An exposed flat battery can still with it potential electric dangers; as such, you must wear non-conductive materials, including rubber gloves. Additionally, jumpstarting batteries have the potential to cause tiny sparks. While this is normal, sparks can damage your face, ignite nearby gaseous materials, and cause an explosion.
As such, jumpstart your car in a safe, clean, open environment free from potential hazards. Never wear loose clothing, necklaces, bracelets, or hair your wear down, as these can be easily caught and compromise your safety.
- Your car battery has a life expectancy of between 3 to 4 years. After this point, you should seriously consider a complete replacement.
- Consider starting your car at least once a week to prolong its charge and prevent it from dying.
- It’s essential to disconnect the negative terminal first and then the positive. This prevents a short circuit from developing in your car.
- Check your driver’s manual for information on performing a battery diagnostic. Sometimes your dashboard may have a battery icon that tells you its condition.
- Always clear dirt, debris, and corrosion from your car battery and spare. Any material between cables can compromise connectivity and lead to a failed charger.
- Additionally, ensure no moisture gathers while the car hood is open. Strive to charge your battery in an open, dry, and cool area.
- While it’s normal for tiny sparks to appear during a recharge, if sparks are consistent, large, and abrupt, it may indicate a problem with your car’s internal circuitry.
- Always store your spare battery in a cool, dry place far away from liquid, excess heat, and pressure. A trunk can be more than ideal.
- Always use compatible spare batteries to jumpstart your car. If in doubt, aim for a 12V power.
- Use a high-quality battery charger to keep your spare in good condition. A poor charger can comproise the capacity of the battery, and lead to a quicker discharge.
- Regularly turning on and driving your car will ensure its battery doesn’t lose charge. Going for even short distances can be helpful.
- If your car and spar battery is failing and you are stuck for help, remember to check your insurance coverage for AAA roadside assistance.
Nothing feels worse than turning the keys in the ignition and your car’s engine doing nothing. And things can be all the worse if you’re in the middle of nowhere with no mechanic nearby.
Protect yourself from being stranded by keeping a spare battery in your car. As our article shows, using a spare battery is easy and straightforward, and once you adhere to safety precautions, it should be a stress-free task. You can expect a fully charged battery in your car without the help of a professional.
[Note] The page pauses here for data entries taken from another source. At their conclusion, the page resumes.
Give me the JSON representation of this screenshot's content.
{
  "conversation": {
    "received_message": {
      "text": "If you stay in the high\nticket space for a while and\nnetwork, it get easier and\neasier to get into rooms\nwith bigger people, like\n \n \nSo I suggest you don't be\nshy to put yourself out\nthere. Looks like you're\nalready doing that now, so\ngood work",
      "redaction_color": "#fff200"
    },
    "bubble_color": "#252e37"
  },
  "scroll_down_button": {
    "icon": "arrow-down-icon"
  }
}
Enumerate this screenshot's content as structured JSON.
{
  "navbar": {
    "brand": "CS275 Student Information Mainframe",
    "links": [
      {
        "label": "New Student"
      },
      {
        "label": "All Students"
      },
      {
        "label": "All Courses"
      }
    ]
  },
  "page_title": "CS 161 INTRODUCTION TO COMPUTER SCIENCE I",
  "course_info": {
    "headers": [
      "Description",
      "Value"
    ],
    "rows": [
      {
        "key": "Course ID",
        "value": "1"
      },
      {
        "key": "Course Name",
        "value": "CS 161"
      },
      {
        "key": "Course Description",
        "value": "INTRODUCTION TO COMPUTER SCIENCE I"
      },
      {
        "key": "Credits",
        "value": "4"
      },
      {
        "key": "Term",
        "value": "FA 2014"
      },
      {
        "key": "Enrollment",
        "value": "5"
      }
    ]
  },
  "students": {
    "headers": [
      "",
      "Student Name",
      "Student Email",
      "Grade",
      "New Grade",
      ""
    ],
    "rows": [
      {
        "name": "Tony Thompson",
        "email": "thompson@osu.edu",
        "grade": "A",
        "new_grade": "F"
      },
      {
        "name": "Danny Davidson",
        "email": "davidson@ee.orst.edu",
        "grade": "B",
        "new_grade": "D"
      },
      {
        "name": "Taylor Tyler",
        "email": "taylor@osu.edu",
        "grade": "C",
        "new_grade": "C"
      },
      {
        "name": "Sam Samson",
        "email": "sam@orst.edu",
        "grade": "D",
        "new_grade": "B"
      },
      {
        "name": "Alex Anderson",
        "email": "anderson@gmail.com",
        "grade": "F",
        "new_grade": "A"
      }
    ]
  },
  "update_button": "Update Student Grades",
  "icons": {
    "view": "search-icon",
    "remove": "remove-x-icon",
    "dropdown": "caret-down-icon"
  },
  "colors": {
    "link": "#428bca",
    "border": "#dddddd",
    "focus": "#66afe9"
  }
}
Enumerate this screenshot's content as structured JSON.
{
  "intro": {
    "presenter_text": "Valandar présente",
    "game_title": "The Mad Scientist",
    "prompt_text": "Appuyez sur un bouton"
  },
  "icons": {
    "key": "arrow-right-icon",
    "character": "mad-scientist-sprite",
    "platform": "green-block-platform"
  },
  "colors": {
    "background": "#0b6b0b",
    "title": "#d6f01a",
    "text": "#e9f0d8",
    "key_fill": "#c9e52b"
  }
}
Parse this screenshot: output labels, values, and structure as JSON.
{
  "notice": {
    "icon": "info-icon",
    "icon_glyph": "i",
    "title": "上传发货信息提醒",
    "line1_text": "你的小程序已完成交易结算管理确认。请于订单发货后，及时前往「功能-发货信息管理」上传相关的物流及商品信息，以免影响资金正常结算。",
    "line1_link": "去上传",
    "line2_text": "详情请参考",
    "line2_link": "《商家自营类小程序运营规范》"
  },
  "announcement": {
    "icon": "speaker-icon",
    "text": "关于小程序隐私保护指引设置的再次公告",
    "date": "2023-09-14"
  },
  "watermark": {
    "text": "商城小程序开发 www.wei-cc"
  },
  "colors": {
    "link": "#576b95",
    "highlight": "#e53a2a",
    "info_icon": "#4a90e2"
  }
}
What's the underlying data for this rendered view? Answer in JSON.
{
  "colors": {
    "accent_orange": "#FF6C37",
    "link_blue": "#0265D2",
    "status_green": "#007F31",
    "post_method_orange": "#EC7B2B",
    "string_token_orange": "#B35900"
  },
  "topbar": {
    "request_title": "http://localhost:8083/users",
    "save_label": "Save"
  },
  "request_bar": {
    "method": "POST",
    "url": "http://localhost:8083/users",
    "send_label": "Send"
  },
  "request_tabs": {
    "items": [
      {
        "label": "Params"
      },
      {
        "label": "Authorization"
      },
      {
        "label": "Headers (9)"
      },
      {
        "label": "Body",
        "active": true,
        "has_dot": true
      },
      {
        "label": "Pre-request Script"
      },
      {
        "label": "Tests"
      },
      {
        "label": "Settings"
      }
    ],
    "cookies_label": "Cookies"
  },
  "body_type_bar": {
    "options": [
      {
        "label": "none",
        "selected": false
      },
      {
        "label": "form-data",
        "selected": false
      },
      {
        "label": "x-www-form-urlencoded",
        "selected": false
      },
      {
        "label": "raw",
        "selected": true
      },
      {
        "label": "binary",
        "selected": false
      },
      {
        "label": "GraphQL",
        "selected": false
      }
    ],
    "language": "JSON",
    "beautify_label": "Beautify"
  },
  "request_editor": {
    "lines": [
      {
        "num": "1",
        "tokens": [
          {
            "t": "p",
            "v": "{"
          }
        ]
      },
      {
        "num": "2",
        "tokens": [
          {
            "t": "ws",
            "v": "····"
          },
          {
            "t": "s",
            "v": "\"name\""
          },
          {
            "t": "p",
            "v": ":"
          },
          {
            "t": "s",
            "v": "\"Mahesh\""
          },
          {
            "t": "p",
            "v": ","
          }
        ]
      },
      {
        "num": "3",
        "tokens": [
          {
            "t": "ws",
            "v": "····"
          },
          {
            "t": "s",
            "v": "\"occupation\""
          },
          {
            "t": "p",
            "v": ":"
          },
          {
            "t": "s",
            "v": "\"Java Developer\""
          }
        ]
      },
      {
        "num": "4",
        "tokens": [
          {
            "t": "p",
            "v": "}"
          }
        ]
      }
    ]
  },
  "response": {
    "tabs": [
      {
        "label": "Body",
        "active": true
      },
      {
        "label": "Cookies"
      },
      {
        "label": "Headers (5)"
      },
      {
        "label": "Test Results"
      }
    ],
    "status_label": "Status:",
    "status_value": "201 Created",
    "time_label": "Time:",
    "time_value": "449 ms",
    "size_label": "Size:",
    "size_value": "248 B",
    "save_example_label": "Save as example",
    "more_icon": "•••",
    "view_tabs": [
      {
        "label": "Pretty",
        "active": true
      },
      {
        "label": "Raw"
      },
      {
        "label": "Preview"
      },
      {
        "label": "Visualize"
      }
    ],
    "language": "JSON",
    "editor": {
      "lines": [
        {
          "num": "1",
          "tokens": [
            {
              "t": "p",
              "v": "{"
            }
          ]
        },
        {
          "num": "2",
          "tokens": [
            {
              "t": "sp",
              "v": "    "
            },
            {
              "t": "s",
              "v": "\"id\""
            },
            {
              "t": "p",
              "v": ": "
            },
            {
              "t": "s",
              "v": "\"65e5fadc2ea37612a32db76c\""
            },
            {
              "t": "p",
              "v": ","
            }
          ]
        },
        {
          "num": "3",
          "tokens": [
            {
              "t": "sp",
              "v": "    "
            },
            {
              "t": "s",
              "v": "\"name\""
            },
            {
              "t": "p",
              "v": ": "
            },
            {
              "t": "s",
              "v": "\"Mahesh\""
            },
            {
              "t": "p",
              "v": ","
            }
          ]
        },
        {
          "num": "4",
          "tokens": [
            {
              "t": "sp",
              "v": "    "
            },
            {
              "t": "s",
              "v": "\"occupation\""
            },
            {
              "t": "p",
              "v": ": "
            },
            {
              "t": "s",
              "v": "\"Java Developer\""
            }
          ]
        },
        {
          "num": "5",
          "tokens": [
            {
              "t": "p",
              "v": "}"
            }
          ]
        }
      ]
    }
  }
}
You need only a few pieces of equipment and adhere to safety precautions to boost your dead car battery back to life.
Because inactive batteries often discharge themselves, regularly recharge your spare battery so that it remains functional. This means checking it for corrosion, signs of leakage or damage, and performing a power check. Store it in a safe, secure, and dry place.
If you still have questions about jumpstarting a dead battery with a spare, please comment below.
But when in doubt, remember:
- Your car battery will last between 3-4 years, depending on use. After that, it’s wise to replace it with a brand-new battery.
- Your spare battery will only be of use if it is charged. Regularly inspect its power levels and keep it juiced.
- Always disconnect the negative terminal first and then the positive. When reconnecting, perform the task in reverse order.